The prosecutors said on Wednesday at The Hague they had found "strong indications" that Putin had approved the use of Russian BUK missile systems that were used to shoot down the plane over eastern Ukraine in 2014.
In Moscow's first reaction to their claim, Kremlin spokesman Dmitry Peskov said Russia "could not accept" the results of the investigation since it took no part in the process. He also said the investigators had not publicly presented supported evidence.
MH17 was shot down by a Russian BUK missile system as it flew over eastern Ukraine from Amsterdam to Kuala Lumpur on July 17, 2014, killing all 298 passengers and crew, including 196 Dutch citizens.
At the time, Russian-backed separatists were fighting Ukrainian forces for control of the eastern Donbas region.
PHONE CALLS
Prosecutors cited intercepted phone calls for their findings, but said evidence of the direct involvement of Putin - or other Russian officials - was not conclusive enough to pursue a criminal conviction, and halted their probe.

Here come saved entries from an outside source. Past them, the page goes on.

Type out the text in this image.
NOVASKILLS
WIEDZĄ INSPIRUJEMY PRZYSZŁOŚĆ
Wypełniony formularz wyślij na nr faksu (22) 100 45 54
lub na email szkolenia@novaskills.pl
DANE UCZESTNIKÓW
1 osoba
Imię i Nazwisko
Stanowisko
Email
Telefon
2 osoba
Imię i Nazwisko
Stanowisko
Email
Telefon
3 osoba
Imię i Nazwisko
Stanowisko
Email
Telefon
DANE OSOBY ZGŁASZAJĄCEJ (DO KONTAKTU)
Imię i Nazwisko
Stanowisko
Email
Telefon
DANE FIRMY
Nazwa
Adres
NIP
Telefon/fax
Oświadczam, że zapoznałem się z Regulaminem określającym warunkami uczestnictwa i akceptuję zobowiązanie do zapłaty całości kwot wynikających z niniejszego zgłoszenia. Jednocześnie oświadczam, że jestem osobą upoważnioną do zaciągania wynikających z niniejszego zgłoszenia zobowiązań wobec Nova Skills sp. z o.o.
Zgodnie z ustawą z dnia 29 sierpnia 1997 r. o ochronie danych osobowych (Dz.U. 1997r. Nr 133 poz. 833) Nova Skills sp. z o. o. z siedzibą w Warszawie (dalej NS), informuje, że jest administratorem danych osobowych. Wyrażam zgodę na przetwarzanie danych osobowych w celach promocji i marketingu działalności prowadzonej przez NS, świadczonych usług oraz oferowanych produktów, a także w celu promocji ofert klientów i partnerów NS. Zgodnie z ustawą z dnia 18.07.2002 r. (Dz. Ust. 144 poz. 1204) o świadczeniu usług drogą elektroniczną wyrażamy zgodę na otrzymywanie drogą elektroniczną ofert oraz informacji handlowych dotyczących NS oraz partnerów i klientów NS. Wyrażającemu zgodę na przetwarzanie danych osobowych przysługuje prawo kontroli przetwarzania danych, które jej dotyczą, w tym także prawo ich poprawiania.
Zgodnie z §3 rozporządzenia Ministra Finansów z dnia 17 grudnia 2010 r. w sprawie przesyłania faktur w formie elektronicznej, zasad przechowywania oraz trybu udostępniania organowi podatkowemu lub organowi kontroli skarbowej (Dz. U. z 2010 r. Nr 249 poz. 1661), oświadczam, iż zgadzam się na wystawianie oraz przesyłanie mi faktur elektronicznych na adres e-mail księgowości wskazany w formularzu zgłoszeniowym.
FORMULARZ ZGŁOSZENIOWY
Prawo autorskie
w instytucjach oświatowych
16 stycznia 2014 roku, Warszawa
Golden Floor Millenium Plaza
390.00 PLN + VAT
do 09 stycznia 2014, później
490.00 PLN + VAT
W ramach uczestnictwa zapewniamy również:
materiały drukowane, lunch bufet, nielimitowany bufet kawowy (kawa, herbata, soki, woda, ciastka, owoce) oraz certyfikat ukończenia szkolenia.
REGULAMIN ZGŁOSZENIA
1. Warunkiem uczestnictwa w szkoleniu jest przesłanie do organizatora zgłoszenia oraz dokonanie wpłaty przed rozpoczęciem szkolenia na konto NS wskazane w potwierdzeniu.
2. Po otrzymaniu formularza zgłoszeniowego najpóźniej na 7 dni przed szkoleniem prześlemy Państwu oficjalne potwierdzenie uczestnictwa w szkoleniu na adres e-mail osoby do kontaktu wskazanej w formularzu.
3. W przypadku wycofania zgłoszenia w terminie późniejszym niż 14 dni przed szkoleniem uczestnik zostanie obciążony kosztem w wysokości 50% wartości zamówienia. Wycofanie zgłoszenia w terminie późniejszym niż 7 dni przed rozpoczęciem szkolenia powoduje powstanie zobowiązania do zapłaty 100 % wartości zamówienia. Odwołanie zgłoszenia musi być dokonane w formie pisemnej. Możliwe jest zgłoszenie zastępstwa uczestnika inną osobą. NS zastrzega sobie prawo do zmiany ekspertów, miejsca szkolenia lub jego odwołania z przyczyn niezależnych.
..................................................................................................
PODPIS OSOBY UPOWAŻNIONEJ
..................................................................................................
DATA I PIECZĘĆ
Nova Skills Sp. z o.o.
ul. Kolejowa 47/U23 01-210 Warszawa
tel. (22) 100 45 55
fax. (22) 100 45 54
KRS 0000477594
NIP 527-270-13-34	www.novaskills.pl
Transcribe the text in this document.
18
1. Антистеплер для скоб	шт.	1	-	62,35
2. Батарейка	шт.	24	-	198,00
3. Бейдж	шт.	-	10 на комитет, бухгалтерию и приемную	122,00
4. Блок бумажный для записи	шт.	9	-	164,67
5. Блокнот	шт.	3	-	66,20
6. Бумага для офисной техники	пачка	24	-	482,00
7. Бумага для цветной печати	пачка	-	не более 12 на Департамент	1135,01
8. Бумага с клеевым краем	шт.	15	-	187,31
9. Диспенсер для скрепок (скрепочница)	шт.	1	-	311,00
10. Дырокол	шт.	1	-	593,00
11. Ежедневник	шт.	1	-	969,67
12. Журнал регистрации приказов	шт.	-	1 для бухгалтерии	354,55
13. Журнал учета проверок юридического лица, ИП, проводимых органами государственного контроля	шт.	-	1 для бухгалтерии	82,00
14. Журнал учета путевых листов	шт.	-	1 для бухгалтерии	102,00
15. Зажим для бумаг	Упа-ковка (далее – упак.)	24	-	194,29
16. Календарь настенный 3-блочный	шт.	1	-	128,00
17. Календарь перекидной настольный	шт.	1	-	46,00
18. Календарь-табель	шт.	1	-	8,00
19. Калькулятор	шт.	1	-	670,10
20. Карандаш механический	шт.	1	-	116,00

Russia has repeatedly denied state involvement in the downing of MH17. Peskov on Thursday dismissed the evidence which had been presented by investigators.
"We know that a recording of a supposed phone call was published ... in which not a single word is said about weapons. Even assuming that this conversation is real ... there is not one word about weapons. Nobody has published anything else, so it's impossible to say anything," Peskov told reporters.
Asked specifically about the claim that Putin approved the delivery of BUK missile systems to pro-Moscow separatists in Ukraine, Peskov said: "Russia did not take part in this investigation, so we cannot accept these results - especially since no basis for these statements has been made public."
Following the plane's destruction, the Netherlands, Australia, Belgium, Ukraine and Malaysia set up a joint investigation team to establish who was responsible and to assemble evidence for criminal prosecutions.
In November, a Dutch court convicted two former Russian intelligence agents and a Ukrainian separatist leader of murder for helping arrange the missile system used to shoot the plane down. The men, who were tried in absentia, remain at large.